Frammenti di conversazioni gourmet: Barolo

“Il piacere della tavola è di tutte le età, di tutte le condizioni, di tutti i paesi e di tutti i giorni.” Brillat-Savarin  
- Alba, Piemonte – Una coppia con accento milanese scorre il menu e la carta vini di una trattoria:
lui "Guarda quanti Barolo ci sono..."
lei "..."
lui "Facciamo una follia?"
lei "si..."
ancora lei "beh... dipende"
lui "una follia da 138 euro"
lei "No."
Il Barolo lo bevono lo stesso, ma scegliendo una bottiglia meno cara.

lunedì 24 gennaio 2011

Cose che danno piacere I


Cose che (mi) danno piacere:
- Guardare le vetrine delle gastronomie
- Le signore anziane che a braccetto si fermano davanti alle vetrine delle gastronomie
- La grappa a fine cena
- Pranzare con un amico/a
- Pranzare da sola
- Il foie gras

- Le animelle
- Infilzare gli champignons sott'olio
- Lo sformato di topinambur
- I lampadari di cristallo
- Andare in libreria il sabato pomeriggio (anche gli altri giorni)
- I carciofi alla Ducasse
- L'aria di famiglia che si respira nei ristoranti la domenica a pranzo
- Il colore "rosso romano"
- I cremini
- Le stampe antiche
- Acquistare gli agnolotti preparati a mano

- Avere sempre in freezer una scorta di agnolotti fatti a mano
- Il Barbaresco
- La statuina del Fauno alla Centrale Montemartini di Roma
- L'ultimo sorso
- Sentirmi straniera ai luoghi

Cose che (mi) danno piacere ---> Capitolo II
Cose che non (mi) danno piacere --->

domenica 23 gennaio 2011

Ma che bel castello...

Fotografia © Brillante-Severina
“Il vino è la più gradevole delle bevande data dall'infanzia del mondo.” Brillat-Savarin 
- Govone, Piemonte – Oggi pranzo al castello.

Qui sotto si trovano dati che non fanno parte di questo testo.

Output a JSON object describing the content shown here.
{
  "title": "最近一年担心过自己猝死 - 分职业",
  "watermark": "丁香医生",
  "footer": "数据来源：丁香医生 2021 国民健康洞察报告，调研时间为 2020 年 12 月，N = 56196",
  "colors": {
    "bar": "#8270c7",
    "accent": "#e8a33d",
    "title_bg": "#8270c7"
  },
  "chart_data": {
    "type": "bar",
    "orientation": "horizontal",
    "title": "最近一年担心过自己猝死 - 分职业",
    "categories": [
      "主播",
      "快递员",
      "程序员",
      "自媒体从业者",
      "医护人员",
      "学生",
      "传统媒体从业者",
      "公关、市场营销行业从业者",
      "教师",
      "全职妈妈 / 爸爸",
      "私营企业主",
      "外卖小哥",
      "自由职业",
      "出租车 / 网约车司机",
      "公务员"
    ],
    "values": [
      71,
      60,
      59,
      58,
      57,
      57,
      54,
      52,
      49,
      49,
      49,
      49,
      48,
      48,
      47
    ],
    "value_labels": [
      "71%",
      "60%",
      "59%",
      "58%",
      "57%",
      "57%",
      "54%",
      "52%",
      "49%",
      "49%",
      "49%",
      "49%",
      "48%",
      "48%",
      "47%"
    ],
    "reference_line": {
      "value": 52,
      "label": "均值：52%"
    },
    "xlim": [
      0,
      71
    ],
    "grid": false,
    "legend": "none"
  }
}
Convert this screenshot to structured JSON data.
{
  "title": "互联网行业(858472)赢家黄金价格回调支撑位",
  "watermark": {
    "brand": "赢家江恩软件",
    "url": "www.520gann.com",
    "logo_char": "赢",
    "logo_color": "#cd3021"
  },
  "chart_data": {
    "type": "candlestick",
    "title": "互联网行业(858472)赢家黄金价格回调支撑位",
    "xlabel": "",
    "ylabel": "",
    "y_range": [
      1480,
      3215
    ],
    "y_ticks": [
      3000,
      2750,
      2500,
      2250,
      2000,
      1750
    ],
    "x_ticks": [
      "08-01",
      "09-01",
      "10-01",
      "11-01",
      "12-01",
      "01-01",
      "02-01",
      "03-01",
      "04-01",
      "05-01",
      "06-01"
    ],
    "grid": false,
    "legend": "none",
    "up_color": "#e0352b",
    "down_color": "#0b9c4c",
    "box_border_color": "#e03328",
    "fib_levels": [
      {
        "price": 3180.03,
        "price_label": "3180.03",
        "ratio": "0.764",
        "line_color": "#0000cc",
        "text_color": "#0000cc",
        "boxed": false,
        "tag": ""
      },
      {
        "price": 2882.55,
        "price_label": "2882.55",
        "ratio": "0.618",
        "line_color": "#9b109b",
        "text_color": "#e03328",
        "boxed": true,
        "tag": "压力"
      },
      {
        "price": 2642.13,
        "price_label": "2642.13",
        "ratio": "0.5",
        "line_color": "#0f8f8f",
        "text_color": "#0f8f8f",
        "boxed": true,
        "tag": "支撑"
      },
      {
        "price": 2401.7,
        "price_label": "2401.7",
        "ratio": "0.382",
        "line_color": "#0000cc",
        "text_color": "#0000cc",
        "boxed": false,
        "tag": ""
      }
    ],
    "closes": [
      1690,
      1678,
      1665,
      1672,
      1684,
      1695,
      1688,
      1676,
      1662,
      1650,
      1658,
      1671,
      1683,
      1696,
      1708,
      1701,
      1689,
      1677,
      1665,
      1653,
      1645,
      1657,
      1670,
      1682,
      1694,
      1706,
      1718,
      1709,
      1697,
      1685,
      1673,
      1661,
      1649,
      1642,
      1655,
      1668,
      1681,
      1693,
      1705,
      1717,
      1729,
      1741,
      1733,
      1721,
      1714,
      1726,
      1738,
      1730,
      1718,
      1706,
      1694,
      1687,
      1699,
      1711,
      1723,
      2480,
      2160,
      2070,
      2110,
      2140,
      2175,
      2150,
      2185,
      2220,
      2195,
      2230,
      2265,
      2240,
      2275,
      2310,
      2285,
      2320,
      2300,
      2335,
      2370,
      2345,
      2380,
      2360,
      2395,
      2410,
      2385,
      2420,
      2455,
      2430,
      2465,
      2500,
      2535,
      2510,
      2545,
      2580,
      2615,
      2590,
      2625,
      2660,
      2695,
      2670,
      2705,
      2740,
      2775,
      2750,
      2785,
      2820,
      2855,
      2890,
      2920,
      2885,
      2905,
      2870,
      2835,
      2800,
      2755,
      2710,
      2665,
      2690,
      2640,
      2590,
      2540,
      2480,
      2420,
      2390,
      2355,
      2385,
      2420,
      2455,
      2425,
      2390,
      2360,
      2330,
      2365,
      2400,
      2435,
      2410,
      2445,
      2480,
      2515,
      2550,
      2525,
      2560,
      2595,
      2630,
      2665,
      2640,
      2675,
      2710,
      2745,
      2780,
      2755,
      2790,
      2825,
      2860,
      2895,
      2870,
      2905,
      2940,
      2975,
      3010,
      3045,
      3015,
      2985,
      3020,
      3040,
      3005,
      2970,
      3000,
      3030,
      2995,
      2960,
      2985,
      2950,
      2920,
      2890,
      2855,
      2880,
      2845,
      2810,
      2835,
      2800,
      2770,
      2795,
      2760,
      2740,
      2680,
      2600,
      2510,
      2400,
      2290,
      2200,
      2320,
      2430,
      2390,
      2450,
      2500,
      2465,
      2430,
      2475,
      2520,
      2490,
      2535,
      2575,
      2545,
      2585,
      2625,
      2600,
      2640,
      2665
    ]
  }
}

Il Piemonte ha avuto la buona idea di inserire in alcune residenze (ex) sabaude ristoranti guidati da cuochi prestigiosi. Ottima cucina in splendida cornice; quando anche il servizio sarà un po' meno provinciale saremo a posto. Tornando alla "gita" al castello, prima di partire mi sono detta: se non nel castello quando le scarpe con tacco? E così sono andata alla presa della rocca con un 12 cm. Ne avevo portato anche uno più ragionevole, nel caso occorresse oltrepassare fossati con ponti levatoi, prati scivolosi o corti sassose, ma era rimasto inutilizzato dopo un'occhiata al rassicurante ingresso affacciato sulla pianeggiante piazza del paese. Oltre l'ingresso, anche l'atrio candido e innocuamente piatto pareva rassicurante. Il colpo di scena mi aspettava al varco quando era ormai tardi per tornare indietro, sotto forma di inaspettata rampa di scale in rumoroso legno, senza neanche il conforto di un corrimano. Scenderle, tre ore dopo, con in corpo quattro bicchieri di vino e uno di grappa (e soprattutto cappellacci di guancia brasata e cioccolato, animelle con coniglio e zafferano, pancia di maialino aureolata da topinambur e tartufo nero), è stato molto più facile che salirle.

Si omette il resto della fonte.